Los Angeles Times

Brother’s emails unsettle

- Send questions to Amy Dickinson by email to ask amy@amydickins­on.com.

Dear Amy: I have an older brother who is currently fighting lymphoma and Stage 4 liver cancer. It is too late for surgery, so they are treating him as an outpatient. The outlook is not great.

My twin brother recently was hired to work at a funeral home. He sends emails to me and our older brother almost daily regarding his funeral home duties.

These emails are extremely detailed accounts of prepping bodies (“They don’t complain”), transporti­ng bodies, preparing for funerals, placing the heavy casket over the grave on slings and straps, and then waiting for the family to leave so they can lower the casket down (“Sometimes it seems like forever”).

Amy, I am struggling with these emails, thinking that if I were the one fighting for my life, I would not want to read or hear about this.

Do you have any thoughts or suggestion­s about what I might say?

Grieving

Dear Grieving: First off, making fun of the important and sacred work of preparing a body for burial (“They don’t complain”) is extremely unprofessi­onal and insensitiv­e.

Every single body passing through this funeral home was a loved one, friend or family member of someone who has paid the funeral home for this important service. The deceased and their family members should be respected, both in the moment of preparing for burial and afterward.

Your twin brother desperatel­y requires sensitivit­y training.

These notificati­ons upset you, and so you have the right (and responsibi­lity) to tell your brother the truth about how they affect you.

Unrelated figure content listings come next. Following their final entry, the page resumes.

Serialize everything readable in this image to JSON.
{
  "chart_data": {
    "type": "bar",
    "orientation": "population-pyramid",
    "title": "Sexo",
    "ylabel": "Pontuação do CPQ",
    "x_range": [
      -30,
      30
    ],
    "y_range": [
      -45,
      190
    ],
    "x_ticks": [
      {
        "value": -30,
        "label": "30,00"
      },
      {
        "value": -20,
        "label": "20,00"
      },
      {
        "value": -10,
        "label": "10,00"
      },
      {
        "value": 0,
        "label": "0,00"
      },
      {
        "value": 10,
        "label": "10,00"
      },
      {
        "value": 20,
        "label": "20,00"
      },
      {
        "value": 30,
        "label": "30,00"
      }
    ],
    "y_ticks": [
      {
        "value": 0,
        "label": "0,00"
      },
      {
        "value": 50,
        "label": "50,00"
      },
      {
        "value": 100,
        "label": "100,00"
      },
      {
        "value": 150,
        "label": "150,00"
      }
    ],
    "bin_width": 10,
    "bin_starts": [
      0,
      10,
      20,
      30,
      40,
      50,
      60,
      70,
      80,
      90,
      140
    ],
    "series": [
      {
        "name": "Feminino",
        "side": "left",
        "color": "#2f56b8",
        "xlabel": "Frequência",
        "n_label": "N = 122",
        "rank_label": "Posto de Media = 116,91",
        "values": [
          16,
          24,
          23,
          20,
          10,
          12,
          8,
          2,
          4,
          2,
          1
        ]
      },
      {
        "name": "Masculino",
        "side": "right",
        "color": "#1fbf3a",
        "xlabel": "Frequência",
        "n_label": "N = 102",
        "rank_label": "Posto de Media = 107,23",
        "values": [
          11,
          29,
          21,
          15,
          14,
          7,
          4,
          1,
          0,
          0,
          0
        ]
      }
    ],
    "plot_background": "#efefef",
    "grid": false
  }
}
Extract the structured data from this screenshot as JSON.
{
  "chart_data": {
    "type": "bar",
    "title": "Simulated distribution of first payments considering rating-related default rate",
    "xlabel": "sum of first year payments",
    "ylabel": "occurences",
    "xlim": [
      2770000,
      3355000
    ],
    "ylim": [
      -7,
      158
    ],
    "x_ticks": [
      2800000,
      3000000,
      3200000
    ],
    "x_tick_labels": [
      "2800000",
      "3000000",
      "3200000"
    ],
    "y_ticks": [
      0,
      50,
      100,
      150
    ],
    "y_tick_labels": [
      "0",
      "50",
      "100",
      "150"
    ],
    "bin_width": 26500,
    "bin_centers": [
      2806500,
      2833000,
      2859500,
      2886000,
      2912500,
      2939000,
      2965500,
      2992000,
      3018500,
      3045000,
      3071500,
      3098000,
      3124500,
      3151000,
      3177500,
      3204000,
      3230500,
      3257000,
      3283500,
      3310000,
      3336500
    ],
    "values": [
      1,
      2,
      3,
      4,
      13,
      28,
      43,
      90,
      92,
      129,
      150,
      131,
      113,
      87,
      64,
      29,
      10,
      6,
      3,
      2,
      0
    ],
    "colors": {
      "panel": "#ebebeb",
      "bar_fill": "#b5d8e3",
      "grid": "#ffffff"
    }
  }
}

I suggest that you send him an email: “I can tell by your detailed descriptio­ns that your work is engrossing. I am truly happy for you that you seem to love your job. However, being totally honest, I find the detailed discussion­s of what happens behind the scenes at the funeral home very unsettling — in no small part because our older brother is currently fighting for his own life. I don’t know how he feels about these descriptio­ns, but in my sisterly opinion, I do wish you would be more sensitive.”

Dear Amy: My mother died in 1996. She gave me her wedding ring.

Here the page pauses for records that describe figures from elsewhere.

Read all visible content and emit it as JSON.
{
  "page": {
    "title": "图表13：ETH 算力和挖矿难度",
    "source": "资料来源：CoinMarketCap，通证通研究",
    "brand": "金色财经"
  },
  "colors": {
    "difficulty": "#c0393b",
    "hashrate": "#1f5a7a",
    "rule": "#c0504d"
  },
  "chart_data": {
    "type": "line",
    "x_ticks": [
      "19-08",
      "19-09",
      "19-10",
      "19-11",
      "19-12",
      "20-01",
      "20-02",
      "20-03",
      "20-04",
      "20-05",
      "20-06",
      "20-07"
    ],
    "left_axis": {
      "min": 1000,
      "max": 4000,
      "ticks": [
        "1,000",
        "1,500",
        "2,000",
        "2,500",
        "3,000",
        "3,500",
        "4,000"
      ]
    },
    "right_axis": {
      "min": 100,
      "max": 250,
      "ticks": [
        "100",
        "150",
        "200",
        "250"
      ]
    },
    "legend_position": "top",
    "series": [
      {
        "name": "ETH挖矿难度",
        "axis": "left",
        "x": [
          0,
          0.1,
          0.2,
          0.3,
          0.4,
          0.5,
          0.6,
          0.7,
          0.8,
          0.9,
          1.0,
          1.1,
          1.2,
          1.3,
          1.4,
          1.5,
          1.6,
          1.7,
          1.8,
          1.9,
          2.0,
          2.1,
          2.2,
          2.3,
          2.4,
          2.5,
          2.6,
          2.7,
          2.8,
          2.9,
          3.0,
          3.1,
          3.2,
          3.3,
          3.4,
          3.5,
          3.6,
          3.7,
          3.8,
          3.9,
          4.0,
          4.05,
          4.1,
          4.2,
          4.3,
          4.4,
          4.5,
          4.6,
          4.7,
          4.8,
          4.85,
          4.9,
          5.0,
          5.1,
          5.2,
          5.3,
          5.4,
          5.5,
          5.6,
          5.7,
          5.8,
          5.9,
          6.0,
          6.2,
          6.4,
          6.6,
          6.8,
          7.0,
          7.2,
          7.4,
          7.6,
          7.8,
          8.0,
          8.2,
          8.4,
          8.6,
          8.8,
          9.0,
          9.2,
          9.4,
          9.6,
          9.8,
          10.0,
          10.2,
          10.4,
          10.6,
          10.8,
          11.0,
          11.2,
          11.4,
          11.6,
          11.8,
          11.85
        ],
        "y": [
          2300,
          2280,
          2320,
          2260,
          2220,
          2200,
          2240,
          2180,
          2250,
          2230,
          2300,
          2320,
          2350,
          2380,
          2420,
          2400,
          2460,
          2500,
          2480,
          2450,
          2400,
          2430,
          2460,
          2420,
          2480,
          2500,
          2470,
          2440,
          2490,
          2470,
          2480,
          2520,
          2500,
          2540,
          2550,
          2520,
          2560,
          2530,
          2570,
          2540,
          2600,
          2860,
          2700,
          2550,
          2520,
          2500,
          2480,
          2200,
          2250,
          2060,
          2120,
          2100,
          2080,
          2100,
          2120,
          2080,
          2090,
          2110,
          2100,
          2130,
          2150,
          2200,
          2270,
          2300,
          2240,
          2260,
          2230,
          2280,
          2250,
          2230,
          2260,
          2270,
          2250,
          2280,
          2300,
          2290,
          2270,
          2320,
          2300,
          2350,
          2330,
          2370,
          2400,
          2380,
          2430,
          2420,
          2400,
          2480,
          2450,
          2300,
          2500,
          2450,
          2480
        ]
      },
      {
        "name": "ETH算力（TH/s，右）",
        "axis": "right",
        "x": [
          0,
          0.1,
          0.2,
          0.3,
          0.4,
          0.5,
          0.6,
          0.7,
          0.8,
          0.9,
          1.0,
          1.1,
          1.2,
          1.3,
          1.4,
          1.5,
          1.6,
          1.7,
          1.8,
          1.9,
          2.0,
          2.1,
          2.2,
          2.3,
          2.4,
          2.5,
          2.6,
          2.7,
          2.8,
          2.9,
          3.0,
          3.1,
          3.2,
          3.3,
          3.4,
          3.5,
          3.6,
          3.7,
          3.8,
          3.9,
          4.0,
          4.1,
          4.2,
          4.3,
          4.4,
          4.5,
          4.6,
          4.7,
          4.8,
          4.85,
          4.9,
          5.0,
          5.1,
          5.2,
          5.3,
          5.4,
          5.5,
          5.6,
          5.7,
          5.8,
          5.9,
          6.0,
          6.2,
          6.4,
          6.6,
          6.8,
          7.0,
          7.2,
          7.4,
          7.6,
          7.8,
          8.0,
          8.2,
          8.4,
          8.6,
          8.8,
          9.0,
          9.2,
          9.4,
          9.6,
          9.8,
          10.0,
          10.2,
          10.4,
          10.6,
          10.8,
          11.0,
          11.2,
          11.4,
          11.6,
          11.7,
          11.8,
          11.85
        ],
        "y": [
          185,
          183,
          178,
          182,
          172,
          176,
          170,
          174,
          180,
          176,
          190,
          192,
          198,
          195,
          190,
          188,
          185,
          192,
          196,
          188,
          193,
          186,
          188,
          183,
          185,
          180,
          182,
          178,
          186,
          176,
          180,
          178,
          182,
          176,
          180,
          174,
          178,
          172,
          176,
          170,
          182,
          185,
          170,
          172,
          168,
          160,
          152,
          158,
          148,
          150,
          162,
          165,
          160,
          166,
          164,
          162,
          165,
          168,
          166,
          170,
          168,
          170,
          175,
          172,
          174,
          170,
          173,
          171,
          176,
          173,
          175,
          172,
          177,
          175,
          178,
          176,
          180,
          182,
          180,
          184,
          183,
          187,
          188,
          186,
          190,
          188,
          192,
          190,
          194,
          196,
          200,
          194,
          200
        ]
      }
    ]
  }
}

My youngest nephew, who is also my mom’s youngest grandson, was getting married a second time to a girl I actually thought would be “the one.” (His first marriage ended in divorce.)

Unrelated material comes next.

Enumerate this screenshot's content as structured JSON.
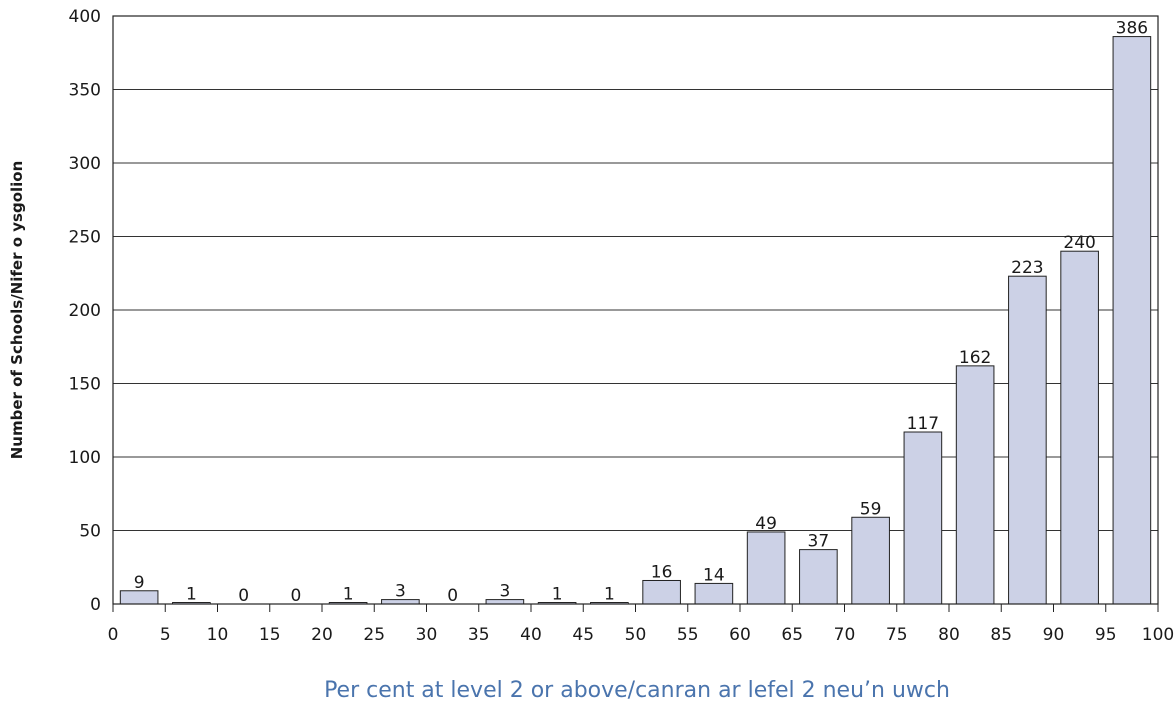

Anyway, I gave my nephew my mother’s ring for this wedding. He was so moved that he cried. Well, the second marriage lasted only five years.

My nephew has three daughters from his first marriage, and I would prefer the ring stay in the family.

Do I have the right to ask for the ring back?

Hoping

Dear Hoping: You have the right to ask for anything, as long as your expectatio­ns are reasonable.

I’m assuming that your nephew gave this ring to his second wife. State laws seem to vary concerning whether wedding rings are marital property (belonging to both and subject to division upon divorce) or separate property (individual­ly owned). Family heirlooms are often considered a separate category, and (according to my research) a judge might ask that the ring be returned to your family.